Por: Aline Pellegrini

Fotos: Rafael Souza

21/08/2017

A dupla violão e voz ganha outro significado com Lee Ranaldo. Um dos fundadores da banda Sonic Youth, na qual atuou como guitarrista durante as três décadas de existência do grupo, Ranaldo se mantém coerente com o que sempre fez: não abriu mão de distorções, efeitos e do uso do arco sobre as cordas do violão nas apresentações que protagonizou sozinho para divulgar seu quarto disco solo após o fim do Sonic Youth. Apesar disso, as canções de Electric Trim, que será lançado no dia 15 de setembro, soam mais pessoais, desde a “música de cowboy hippie”, como ele definiu “Uncle Skeleton”, até “Thrown Over the Wall”, considerada por ele “uma canção de resistência”.

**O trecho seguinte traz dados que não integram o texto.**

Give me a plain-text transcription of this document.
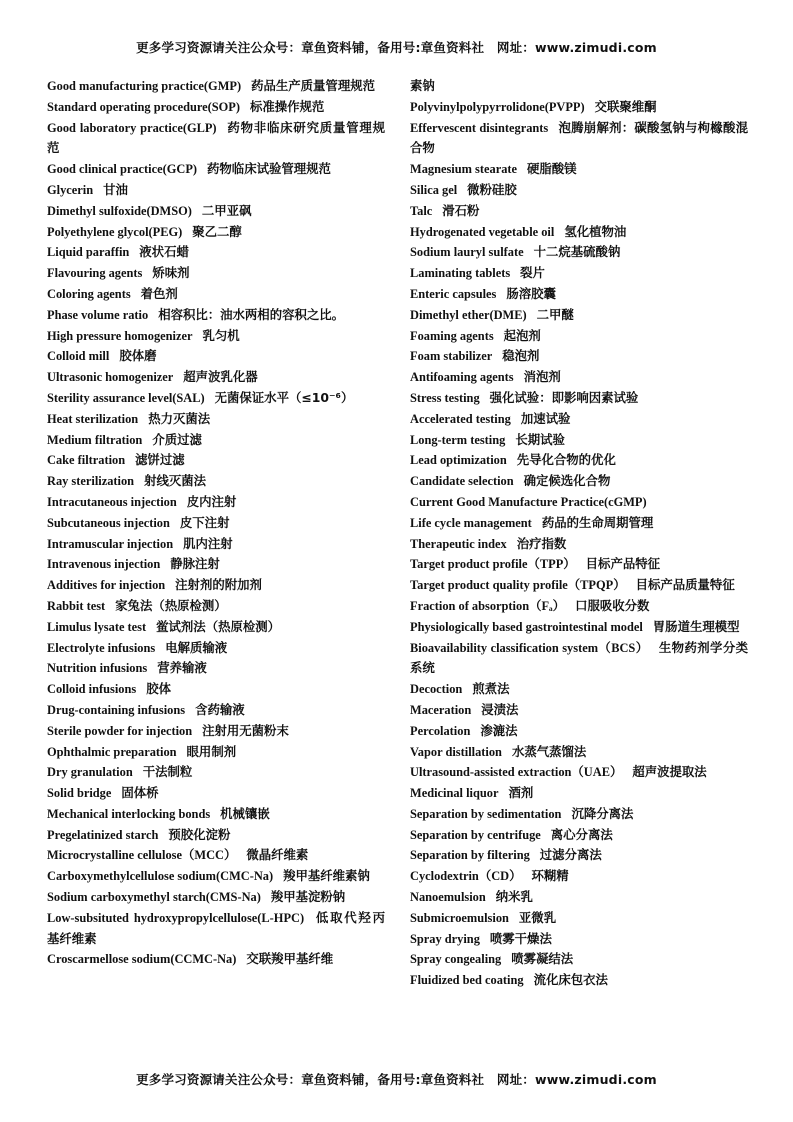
更多学习资源请关注公众号：章鱼资料铺，备用号:章鱼资料社　网址：www.zimudi.com
Good manufacturing practice(GMP) 药品生产质量管理规范
Standard operating procedure(SOP) 标准操作规范
Good laboratory practice(GLP) 药物非临床研究质量管理规范
Good clinical practice(GCP) 药物临床试验管理规范
Glycerin 甘油
Dimethyl sulfoxide(DMSO) 二甲亚砜
Polyethylene glycol(PEG) 聚乙二醇
Liquid paraffin 液状石蜡
Flavouring agents 矫味剂
Coloring agents 着色剂
Phase volume ratio 相容积比：油水两相的容积之比。
High pressure homogenizer 乳匀机
Colloid mill 胶体磨
Ultrasonic homogenizer 超声波乳化器
Sterility assurance level(SAL) 无菌保证水平（≤10⁻⁶）
Heat sterilization 热力灭菌法
Medium filtration 介质过滤
Cake filtration 滤饼过滤
Ray sterilization 射线灭菌法
Intracutaneous injection 皮内注射
Subcutaneous injection 皮下注射
Intramuscular injection 肌内注射
Intravenous injection 静脉注射
Additives for injection 注射剂的附加剂
Rabbit test 家兔法（热原检测）
Limulus lysate test 鲎试剂法（热原检测）
Electrolyte infusions 电解质输液
Nutrition infusions 营养输液
Colloid infusions 胶体
Drug-containing infusions 含药输液
Sterile powder for injection 注射用无菌粉末
Ophthalmic preparation 眼用制剂
Dry granulation 干法制粒
Solid bridge 固体桥
Mechanical interlocking bonds 机械镶嵌
Pregelatinized starch 预胶化淀粉
Microcrystalline cellulose（MCC） 微晶纤维素
Carboxymethylcellulose sodium(CMC-Na) 羧甲基纤维素钠
Sodium carboxymethyl starch(CMS-Na) 羧甲基淀粉钠
Low-subsituted hydroxypropylcellulose(L-HPC) 低取代羟丙基纤维素
Croscarmellose sodium(CCMC-Na) 交联羧甲基纤维
素钠
Polyvinylpolypyrrolidone(PVPP) 交联聚维酮
Effervescent disintegrants 泡腾崩解剂：碳酸氢钠与枸橼酸混合物
Magnesium stearate 硬脂酸镁
Silica gel 微粉硅胶
Talc 滑石粉
Hydrogenated vegetable oil 氢化植物油
Sodium lauryl sulfate 十二烷基硫酸钠
Laminating tablets 裂片
Enteric capsules 肠溶胶囊
Dimethyl ether(DME) 二甲醚
Foaming agents 起泡剂
Foam stabilizer 稳泡剂
Antifoaming agents 消泡剂
Stress testing 强化试验：即影响因素试验
Accelerated testing 加速试验
Long-term testing 长期试验
Lead optimization 先导化合物的优化
Candidate selection 确定候选化合物
Current Good Manufacture Practice(cGMP)
Life cycle management 药品的生命周期管理
Therapeutic index 治疗指数
Target product profile（TPP） 目标产品特征
Target product quality profile（TPQP） 目标产品质量特征
Fraction of absorption（Fₐ） 口服吸收分数
Physiologically based gastrointestinal model 胃肠道生理模型
Bioavailability classification system（BCS） 生物药剂学分类系统
Decoction 煎煮法
Maceration 浸渍法
Percolation 渗漉法
Vapor distillation 水蒸气蒸馏法
Ultrasound-assisted extraction（UAE） 超声波提取法
Medicinal liquor 酒剂
Separation by sedimentation 沉降分离法
Separation by centrifuge 离心分离法
Separation by filtering 过滤分离法
Cyclodextrin（CD） 环糊精
Nanoemulsion 纳米乳
Submicroemulsion 亚微乳
Spray drying 喷雾干燥法
Spray congealing 喷雾凝结法
Fluidized bed coating 流化床包衣法
更多学习资源请关注公众号：章鱼资料铺，备用号:章鱼资料社　网址：www.zimudi.com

Ranaldo passou algumas semanas no Brasil produzindo a trilha do novo longa de Gustavo Galvão e aproveitou para fazer alguns shows, provar cachaça de jambu (que fez ele achar “que ia morrer”), conhecer antigas canções de viola caipira que o fascinaram e aproveitar Brasília, cidade que ama. Antes do show em São Paulo, o músico recebeu a Noize.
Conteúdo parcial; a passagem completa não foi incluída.